The revolution was led by Vladimir Lenin, who had been in exile in Switzerland, plotting to overthrow the Russian government. In April 1917, he crossed the border back into Russia for the first time in 10 years and went underground. He had to sneak through the streets in a disguise to attend a meeting of the Bolsheviks in late October of that year, but he persuaded a majority of his party to launch an armed takeover of the country. The coup met almost no resistance on this day in 1917, and the next day, Lenin was elected chairman of the Council of the new Soviet Government. Overnight, he had gone from a fugitive in hiding to the leader of the largest country in the world.
Lenin believed that a Communist country would need to be ruled at first by a military dictatorship, but that once Communism took hold, people would be so happy with the new system that the police state would wither away, and society would become a classless stateless paradise. But Russia remained a totalitarian police state for more than 70 years.

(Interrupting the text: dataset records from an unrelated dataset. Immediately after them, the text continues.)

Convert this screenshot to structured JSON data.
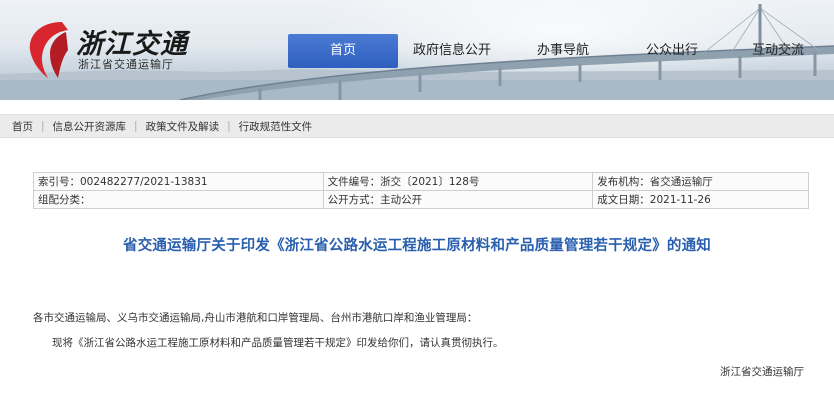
{
  "site": {
    "logo_text": "浙江交通",
    "org_name": "浙江省交通运输厅"
  },
  "nav": {
    "items": [
      {
        "label": "首页",
        "active": true
      },
      {
        "label": "政府信息公开",
        "active": false
      },
      {
        "label": "办事导航",
        "active": false
      },
      {
        "label": "公众出行",
        "active": false
      },
      {
        "label": "互动交流",
        "active": false
      }
    ]
  },
  "breadcrumb": [
    "首页",
    "信息公开资源库",
    "政策文件及解读",
    "行政规范性文件"
  ],
  "meta": {
    "index_no": "索引号：002482277/2021-13831",
    "doc_no": "文件编号：浙交〔2021〕128号",
    "publisher": "发布机构：省交通运输厅",
    "category": "组配分类：",
    "disclosure": "公开方式：主动公开",
    "date": "成文日期：2021-11-26"
  },
  "article": {
    "title": "省交通运输厅关于印发《浙江省公路水运工程施工原材料和产品质量管理若干规定》的通知",
    "recipients": "各市交通运输局、义乌市交通运输局,舟山市港航和口岸管理局、台州市港航口岸和渔业管理局：",
    "body": "现将《浙江省公路水运工程施工原材料和产品质量管理若干规定》印发给你们，请认真贯彻执行。",
    "signature": "浙江省交通运输厅"
  },
  "colors": {
    "nav_active_bg": "#3a6cc8",
    "title_blue": "#2a5fae",
    "logo_red": "#d7262e"
  },
  "icons": {
    "logo": "red-swoosh-logo-icon"
  }
}
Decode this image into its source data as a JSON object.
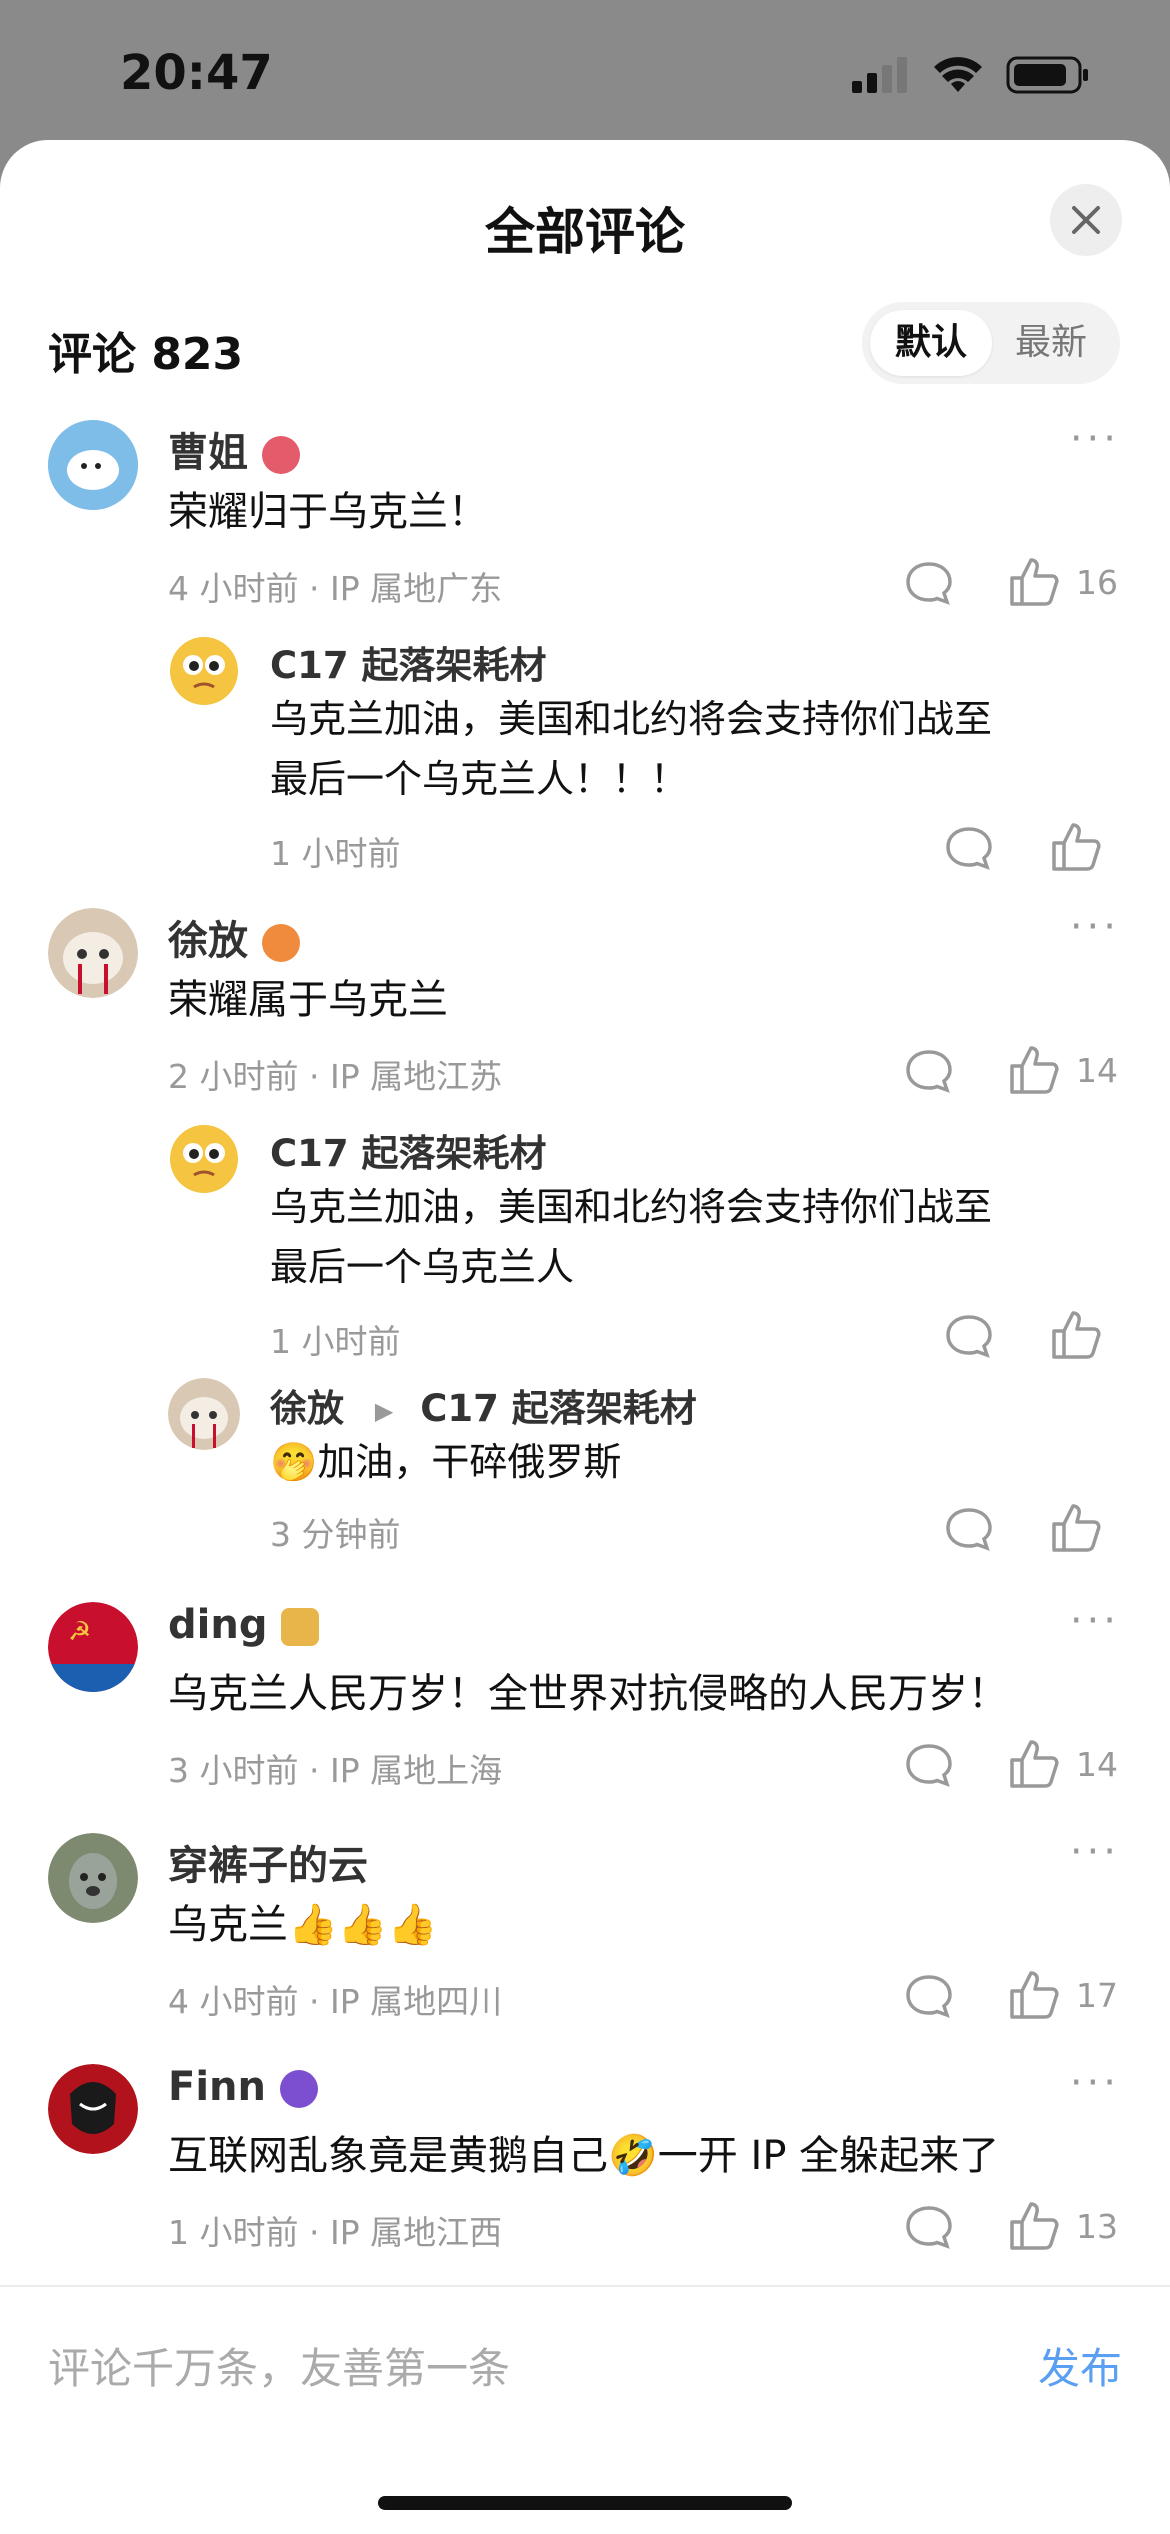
{
  "status_bar": {
    "time": "20:47"
  },
  "sheet": {
    "title": "全部评论",
    "count_label": "评论 823",
    "sort": {
      "default": "默认",
      "latest": "最新"
    }
  },
  "comments": [
    {
      "name": "曹姐",
      "text": "荣耀归于乌克兰！",
      "time": "4 小时前",
      "ip": "· IP 属地广东",
      "likes": "16"
    },
    {
      "name": "C17 起落架耗材",
      "text1": "乌克兰加油，美国和北约将会支持你们战至",
      "text2": "最后一个乌克兰人！！！",
      "time": "1 小时前"
    },
    {
      "name": "徐放",
      "text": "荣耀属于乌克兰",
      "time": "2 小时前",
      "ip": "· IP 属地江苏",
      "likes": "14"
    },
    {
      "name": "C17 起落架耗材",
      "text1": "乌克兰加油，美国和北约将会支持你们战至",
      "text2": "最后一个乌克兰人",
      "time": "1 小时前"
    },
    {
      "name": "徐放",
      "reply_to": "C17 起落架耗材",
      "text": "🤭加油，干碎俄罗斯",
      "time": "3 分钟前"
    },
    {
      "name": "ding",
      "text": "乌克兰人民万岁！全世界对抗侵略的人民万岁！",
      "time": "3 小时前",
      "ip": "· IP 属地上海",
      "likes": "14"
    },
    {
      "name": "穿裤子的云",
      "text": "乌克兰👍👍👍",
      "time": "4 小时前",
      "ip": "· IP 属地四川",
      "likes": "17"
    },
    {
      "name": "Finn",
      "text": "互联网乱象竟是黄鹅自己🤣一开 IP 全躲起来了",
      "time": "1 小时前",
      "ip": "· IP 属地江西",
      "likes": "13"
    }
  ],
  "footer": {
    "placeholder": "评论千万条，友善第一条",
    "publish": "发布"
  },
  "colors": {
    "accent": "#5b9ff2",
    "meta": "#999999"
  }
}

It's the birthday of writer Albert Camus, (books by this author) born in Mondovi, Algeria (1913), whose father was killed in the First World War when Camus was just a baby. He grew up in poverty, raised by his single mother, and almost died of tuberculosis when he was in high school. But when he moved to Paris in 1940, he began writing The Stranger (1942), about a man who kills an Arab on a beach for no apparent reason. The Stranger made him famous almost overnight, and he went on to write other novels, plays, and essays that became associated with existentialist philosophy, including The Plague (1947) and The Myth of Sisyphus (1955). He won the Nobel Prize in literature in 1957, just 15 years after his first book was published. He was killed in a car accident in 1960.